オムニチャネル化を推進する「HOME’S」
MarkeZine編集部(以下、MZ):今回は、マーケティング先進企業として不動産サイト「HOME’S」で知られるネクストの久松さんをゲストに迎え、サイカの平尾さんとともに、広告・マーケティングにおける全体最適の考え方や施策の成果をうかがいます。7月4日に矢野経済研究所が発表した『広告効果測定のためのデータ活用に関するアンケート調査』でも、データ分析・活用のニーズが高いことが示されており、全体最適へのニーズも高まっていると感じます(参考情報)。まずお二方から、現在の業務や取り組みを紹介いただけますか?
久松:ネクストにて、「HOME’S」事業のマーケティング戦略を統括しています。私たちは今まさに、オムニチャネル化に取り組んでいます。これまでオンライン中心にサービスを提供してきましたが、電話相談、および対面でのチャネルを強化している最中で、これらのデータ連携を通して統合したCRMの構築が目下の課題です。対面のチャネルは、秋以降に店舗を開設し、今後全国的に展開させていくことを目指しています。
同時に、これらがつながった上で有効なKPI設定や、コミュニケーションを継続できるメールマーケティング、またWebマガジン「マドリーム」の運営をはじめとするコンテンツマーケティングなどにも力を入れています。
平尾:サイカは統計分析ソリューション「XICA magellan」(以下、マゼラン)を軸に、広告・マーケティング領域の全体最適化を支援しているベンチャー企業です。

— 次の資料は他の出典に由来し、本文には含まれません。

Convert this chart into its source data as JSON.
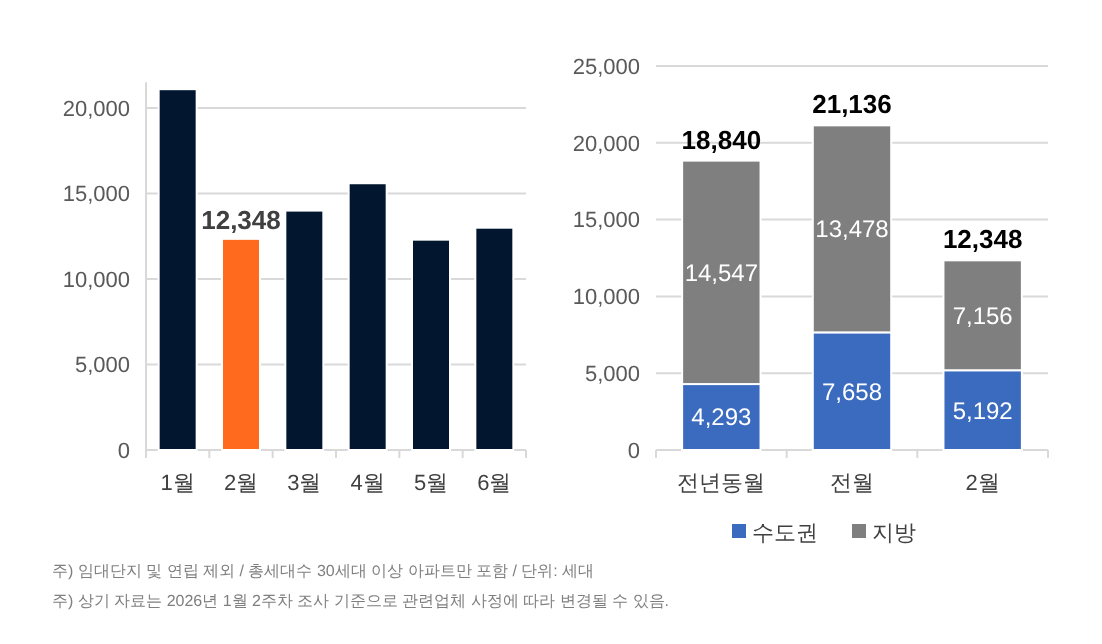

3月には電通および電通デジタルホールディングスと業務提携し、マス広告や外部環境の変化を加味したデジタルプロモーションの最適化や、各企業に対するオンライン・オフライン統合型運用の内製化にますます注力しているところです。
BtoC、BtoB事業双方のデータ連携を推進
MZ:久松さんはHOME’S事業の全体をご覧になっているとのことで、御社における不動産事業の位置づけと、中長期的な戦略について少しうかがえますか?
久松:当社は元々「不動産産業を変革する」ことをビジョンとして掲げています。この業界は買い手・借り手である一般ユーザーにとっては分かりにくいことが多く、情報の網羅性や透明性の点で不利になりやすい傾向があります。その点を、情報を可視化することで変革し、同時に提携する不動産会社やリフォーム会社、引っ越し業者など事業者の業務効率の向上も図って、不動産市場を活性化し拡大していくことを目指しています。
中長期的には、グローバル展開を視野に入れているのですが、ネクストも「HOME’S」もグローバルでは同名企業やブランドがすでにあったため、実は来春に社名をLifull(ライフル)へと変更する予定なんです。
平尾:それは大きなご決断ですね!
久松:ええ、ちょうど先の6月の株主総会で発表したところです。今後は、ある程度浸透している「HOME’S」を軸に、Lifullとうまく連動させる形で、Lifullとしてのブランド確立に取り組んでいきます。
平尾:先ほど挙げられた事業者の業務効率向上とは、具体的にはどういったことですか?
久松:オンラインでの重要事項説明やクレジットカード決済、VRによる内見といった仕組みの構築などですね。ユーザーの、比較から検討、成約、引っ越しといったカスタマージャーニーにおける各接点でのニーズと、事業者のオファーをマッチングさせるのがHOME’Sというイメージです。最終的にはBtoCとBtoB両方のデータ連携を推進するつもりです。